This Trade Is Down, But Clearly Isn’t Out

Most investors didn’t expect the banking sector to get into trouble this year. Generally, rising interest rates are good for banks. They make fewer loans, albeit at higher rates. However, many banks used the low-rate era to invest in Treasury bonds at lower yields.

  • Special: Every Time the Government Releases Jobs Data... Make This Trade the Night Before!
  • That’s led to the second, third, and fourth-largest bank failures in U.S. history this year. It’s possible that they won’t be the last. But while the banking sector is down, it’s not quite out.

    Several regional banks are updating investors on their deposit levels, and the news is largely good. It’s helped Western Alliance Bancorporation (WAL) surge higher earlier this week. The regional bank is still down by more than half from last year’s highs, and trades at a 30 percent discount to its book value.

    Like many other regional banks, shares are beaten down and should head higher if they’re sound. But if not, they’re likely overvalued. The latest depositor data indicates that Western Alliance is likely in the former category.

    Action to take: Investors could make a small speculative position in regional banks like WAL. Just use a down day to get in… and don’t be shy about taking profits.  The company’s recent dividend works out to a 4.7 percent yield, although the bank may cut it.

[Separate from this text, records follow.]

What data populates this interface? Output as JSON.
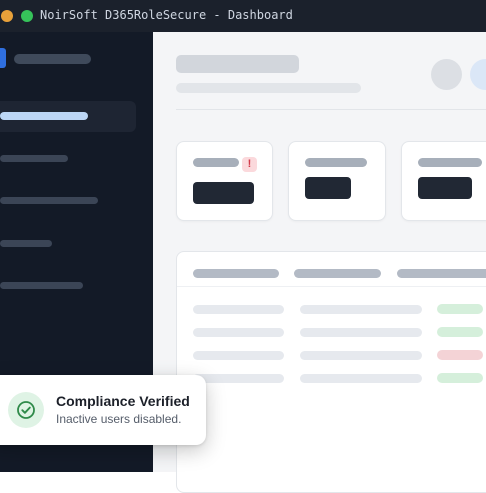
{
  "window": {
    "title": "NoirSoft D365RoleSecure - Dashboard"
  },
  "toast": {
    "title": "Compliance Verified",
    "message": "Inactive users disabled.",
    "icon": "check-circle-icon",
    "accent_color": "#2f8a4a"
  },
  "colors": {
    "sidebar_bg": "#131a27",
    "titlebar_bg": "#1b212c",
    "alert_red": "#d23a4a",
    "status_green": "#d5efdb",
    "status_red": "#f4d3d6"
  },
  "table": {
    "status_pills": [
      "green",
      "green",
      "red",
      "green"
    ]
  }
}
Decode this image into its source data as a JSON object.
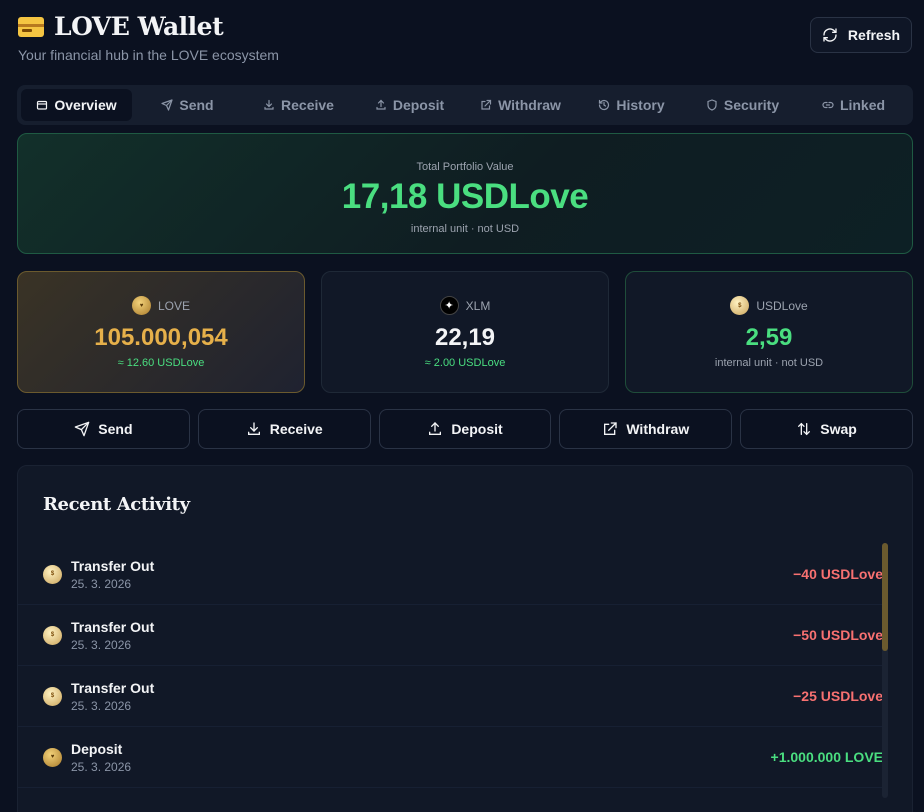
{
  "header": {
    "title": "LOVE Wallet",
    "subtitle": "Your financial hub in the LOVE ecosystem",
    "refresh_label": "Refresh"
  },
  "tabs": [
    {
      "label": "Overview",
      "icon": "wallet-icon",
      "active": true
    },
    {
      "label": "Send",
      "icon": "send-icon"
    },
    {
      "label": "Receive",
      "icon": "download-icon"
    },
    {
      "label": "Deposit",
      "icon": "upload-icon"
    },
    {
      "label": "Withdraw",
      "icon": "external-link-icon"
    },
    {
      "label": "History",
      "icon": "history-icon"
    },
    {
      "label": "Security",
      "icon": "shield-icon"
    },
    {
      "label": "Linked",
      "icon": "link-icon"
    }
  ],
  "portfolio": {
    "label": "Total Portfolio Value",
    "value": "17,18 USDLove",
    "note": "internal unit · not USD"
  },
  "assets": [
    {
      "name": "LOVE",
      "amount": "105.000,054",
      "sub": "≈ 12.60 USDLove"
    },
    {
      "name": "XLM",
      "amount": "22,19",
      "sub": "≈ 2.00 USDLove"
    },
    {
      "name": "USDLove",
      "amount": "2,59",
      "sub": "internal unit · not USD"
    }
  ],
  "actions": [
    {
      "label": "Send",
      "icon": "send-icon"
    },
    {
      "label": "Receive",
      "icon": "download-icon"
    },
    {
      "label": "Deposit",
      "icon": "upload-icon"
    },
    {
      "label": "Withdraw",
      "icon": "external-link-icon"
    },
    {
      "label": "Swap",
      "icon": "swap-icon"
    }
  ],
  "activity": {
    "title": "Recent Activity",
    "items": [
      {
        "name": "Transfer Out",
        "date": "25. 3. 2026",
        "amount": "−40 USDLove",
        "sign": "neg"
      },
      {
        "name": "Transfer Out",
        "date": "25. 3. 2026",
        "amount": "−50 USDLove",
        "sign": "neg"
      },
      {
        "name": "Transfer Out",
        "date": "25. 3. 2026",
        "amount": "−25 USDLove",
        "sign": "neg"
      },
      {
        "name": "Deposit",
        "date": "25. 3. 2026",
        "amount": "+1.000.000 LOVE",
        "sign": "pos"
      }
    ]
  },
  "colors": {
    "accent_green": "#4ade80",
    "accent_gold": "#e6b04a",
    "negative_red": "#f87171",
    "background": "#0b1120"
  }
}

  • Special: $1,300 into $45,000 in just 4 MONTHS?!
  • For traders, shares may be volatile enough right now without the need for an options play. But the September $45 calls, last going for about $3.00, could leverage a further move higher in shares in the coming months.

     

    Disclosure: The author of this article has no position in the company mentioned here, but may trade after the next 72 hours. The author receives no compensation from any of the companies mentioned in this article.

     

  • Special: Every Time the Government Releases Jobs Data... Make This Trade the Night Before!